Akkulebensgefahr: Kölner AWB warnt vor Bränden durch Einweg-Vapes
Die Kölner Abfallwirtschaftsbetriebe warnen vor den Gefahren von Einweg-Vapes und Akkus, die immer wieder Brände auslösen. Die Mythen rund um diese Themen entlarven wir hier.
Die Kölner Abfallwirtschaftsbetriebe (AWB) haben in letzter Zeit vermehrt vor Bränden gewarnt, die durch defekte Akkus und vor allem Einweg-Vapes verursacht werden. Eine ganze Reihe von Missverständnissen und Mythen rankt sich um diese Themen, die es wert sind, entlarvt zu werden.
Mythos: Einweg-Vapes sind harmlos und sicher zu entsorgen
Das Bild von Einweg-Vapes als unproblematische Freizeitartikel ist weit verbreitet. Viele Nutzer sind sich nicht bewusst, dass diese Geräte Lithium-Ionen-Akkus enthalten, die, wenn sie nicht ordnungsgemäß entsorgt werden, ein hohes Brandrisiko darstellen.
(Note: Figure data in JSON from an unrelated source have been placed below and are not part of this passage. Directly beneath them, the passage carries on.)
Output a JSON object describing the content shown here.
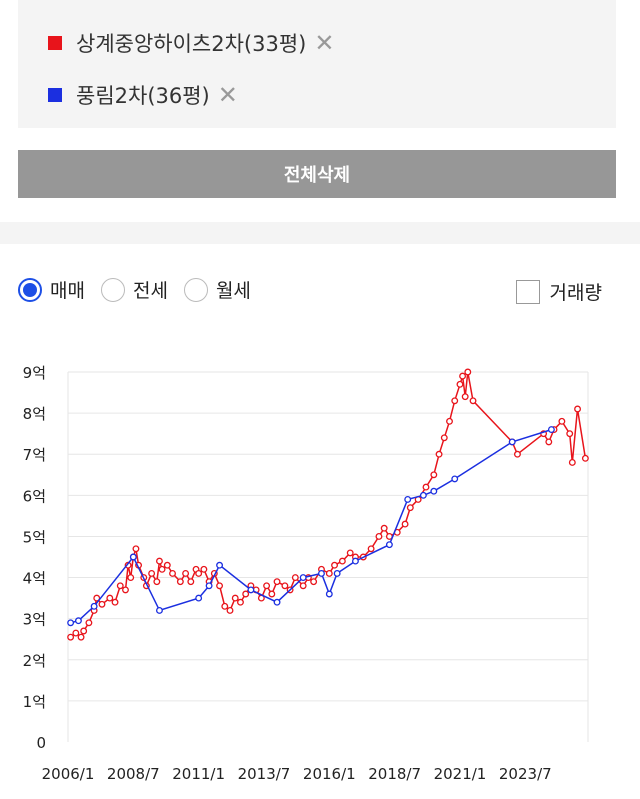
{
  "legend": [
    {
      "label": "상계중앙하이츠2차(33평)",
      "color": "#e8141b",
      "remove_icon": "close-icon"
    },
    {
      "label": "풍림2차(36평)",
      "color": "#1b2fe0",
      "remove_icon": "close-icon"
    }
  ],
  "delete_all_label": "전체삭제",
  "tabs": [
    {
      "label": "매매",
      "selected": true
    },
    {
      "label": "전세",
      "selected": false
    },
    {
      "label": "월세",
      "selected": false
    }
  ],
  "volume_label": "거래량",
  "chart_data": {
    "type": "line",
    "title": "",
    "xlabel": "",
    "ylabel": "",
    "ylim": [
      0,
      9
    ],
    "yticks": [
      0,
      1,
      2,
      3,
      4,
      5,
      6,
      7,
      8,
      9
    ],
    "ytick_labels": [
      "0",
      "1억",
      "2억",
      "3억",
      "4억",
      "5억",
      "6억",
      "7억",
      "8억",
      "9억"
    ],
    "xlim": [
      2006.0,
      2025.9
    ],
    "xticks": [
      2006.0,
      2008.5,
      2011.0,
      2013.5,
      2016.0,
      2018.5,
      2021.0,
      2023.5
    ],
    "xtick_labels": [
      "2006/1",
      "2008/7",
      "2011/1",
      "2013/7",
      "2016/1",
      "2018/7",
      "2021/1",
      "2023/7"
    ],
    "grid": true,
    "series": [
      {
        "name": "상계중앙하이츠2차(33평)",
        "color": "#e8141b",
        "x": [
          2006.1,
          2006.3,
          2006.5,
          2006.6,
          2006.8,
          2007.0,
          2007.1,
          2007.3,
          2007.6,
          2007.8,
          2008.0,
          2008.2,
          2008.3,
          2008.4,
          2008.5,
          2008.6,
          2008.7,
          2008.9,
          2009.0,
          2009.2,
          2009.4,
          2009.5,
          2009.6,
          2009.8,
          2010.0,
          2010.3,
          2010.5,
          2010.7,
          2010.9,
          2011.0,
          2011.2,
          2011.4,
          2011.6,
          2011.8,
          2012.0,
          2012.2,
          2012.4,
          2012.6,
          2012.8,
          2013.0,
          2013.2,
          2013.4,
          2013.6,
          2013.8,
          2014.0,
          2014.3,
          2014.5,
          2014.7,
          2015.0,
          2015.2,
          2015.4,
          2015.7,
          2016.0,
          2016.2,
          2016.5,
          2016.8,
          2017.0,
          2017.3,
          2017.6,
          2017.9,
          2018.1,
          2018.3,
          2018.6,
          2018.9,
          2019.1,
          2019.4,
          2019.7,
          2020.0,
          2020.2,
          2020.4,
          2020.6,
          2020.8,
          2021.0,
          2021.1,
          2021.2,
          2021.3,
          2021.5,
          2023.0,
          2023.2,
          2024.2,
          2024.4,
          2024.6,
          2024.9,
          2025.2,
          2025.3,
          2025.5,
          2025.8
        ],
        "y": [
          2.55,
          2.65,
          2.55,
          2.7,
          2.9,
          3.2,
          3.5,
          3.35,
          3.5,
          3.4,
          3.8,
          3.7,
          4.3,
          4.0,
          4.5,
          4.7,
          4.3,
          4.0,
          3.8,
          4.1,
          3.9,
          4.4,
          4.2,
          4.3,
          4.1,
          3.9,
          4.1,
          3.9,
          4.2,
          4.1,
          4.2,
          3.9,
          4.1,
          3.8,
          3.3,
          3.2,
          3.5,
          3.4,
          3.6,
          3.8,
          3.7,
          3.5,
          3.8,
          3.6,
          3.9,
          3.8,
          3.7,
          4.0,
          3.8,
          4.0,
          3.9,
          4.2,
          4.1,
          4.3,
          4.4,
          4.6,
          4.5,
          4.5,
          4.7,
          5.0,
          5.2,
          5.0,
          5.1,
          5.3,
          5.7,
          5.9,
          6.2,
          6.5,
          7.0,
          7.4,
          7.8,
          8.3,
          8.7,
          8.9,
          8.4,
          9.0,
          8.3,
          7.3,
          7.0,
          7.5,
          7.3,
          7.6,
          7.8,
          7.5,
          6.8,
          8.1,
          6.9
        ]
      },
      {
        "name": "풍림2차(36평)",
        "color": "#1b2fe0",
        "x": [
          2006.1,
          2006.4,
          2007.0,
          2008.5,
          2009.5,
          2011.0,
          2011.4,
          2011.8,
          2013.0,
          2014.0,
          2015.0,
          2015.7,
          2016.0,
          2016.3,
          2017.0,
          2018.3,
          2019.0,
          2019.6,
          2020.0,
          2020.8,
          2023.0,
          2024.5
        ],
        "y": [
          2.9,
          2.95,
          3.3,
          4.5,
          3.2,
          3.5,
          3.8,
          4.3,
          3.7,
          3.4,
          4.0,
          4.1,
          3.6,
          4.1,
          4.4,
          4.8,
          5.9,
          6.0,
          6.1,
          6.4,
          7.3,
          7.6
        ]
      }
    ]
  }
}
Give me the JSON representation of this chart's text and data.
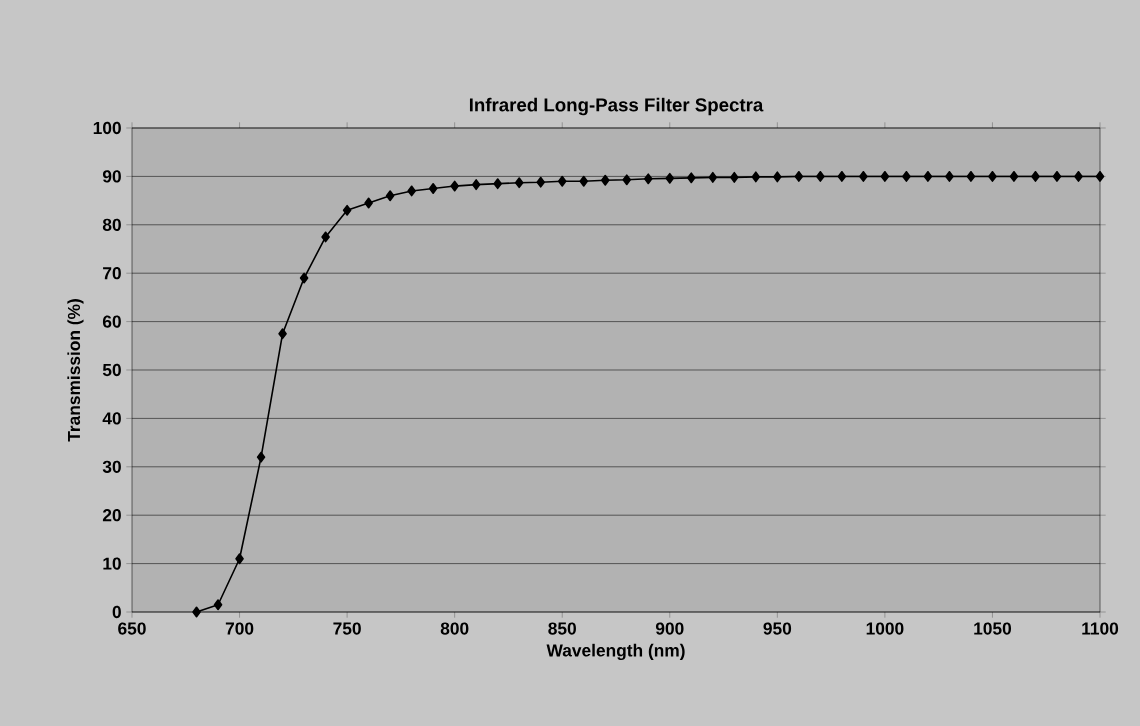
{
  "chart_data": {
    "type": "line",
    "title": "Infrared Long-Pass Filter Spectra",
    "xlabel": "Wavelength (nm)",
    "ylabel": "Transmission (%)",
    "x": [
      680,
      690,
      700,
      710,
      720,
      730,
      740,
      750,
      760,
      770,
      780,
      790,
      800,
      810,
      820,
      830,
      840,
      850,
      860,
      870,
      880,
      890,
      900,
      910,
      920,
      930,
      940,
      950,
      960,
      970,
      980,
      990,
      1000,
      1010,
      1020,
      1030,
      1040,
      1050,
      1060,
      1070,
      1080,
      1090,
      1100
    ],
    "series": [
      {
        "color": "#000000",
        "values": [
          0,
          1.5,
          11,
          32,
          57.5,
          69,
          77.5,
          83,
          84.5,
          86,
          87,
          87.5,
          88,
          88.3,
          88.5,
          88.7,
          88.8,
          89,
          89,
          89.2,
          89.3,
          89.5,
          89.6,
          89.7,
          89.8,
          89.8,
          89.9,
          89.9,
          90,
          90,
          90,
          90,
          90,
          90,
          90,
          90,
          90,
          90,
          90,
          90,
          90,
          90,
          90
        ]
      }
    ],
    "xlim": [
      650,
      1100
    ],
    "xticks": [
      650,
      700,
      750,
      800,
      850,
      900,
      950,
      1000,
      1050,
      1100
    ],
    "ylim": [
      0,
      100
    ],
    "yticks": [
      0,
      10,
      20,
      30,
      40,
      50,
      60,
      70,
      80,
      90,
      100
    ],
    "grid": "y",
    "marker": "diamond",
    "line_style": "solid"
  }
}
Oft landen sie im Restmüll, wo sie bei Hitze oder Druck explodieren können. Einweg-Vapes sind also nicht nur ein Schandfleck für die Umwelt, sondern auch eine potenzielle Brandgefahr.
Mythos: Alle Akkus sind gleich gefährlich
Nicht alle Akkus sind gleich gefährlich, und dieser Trugschluss führt oft zu einer falschen Wahrnehmung. Während Lithium-Ionen-Akkus durchaus Risiko bergen, sind andere Typen, wie Zink-Kohle-Batterien, wesentlich weniger anfällig für Brände. Dennoch wird häufig die gesamte Akkutechnologie über einen Kamm geschert. Dabei sind es gerade die speziellen Merkmale der Lithium-Ionen-Akkus, die sie besonders anfällig für Überhitzung und Brand machen.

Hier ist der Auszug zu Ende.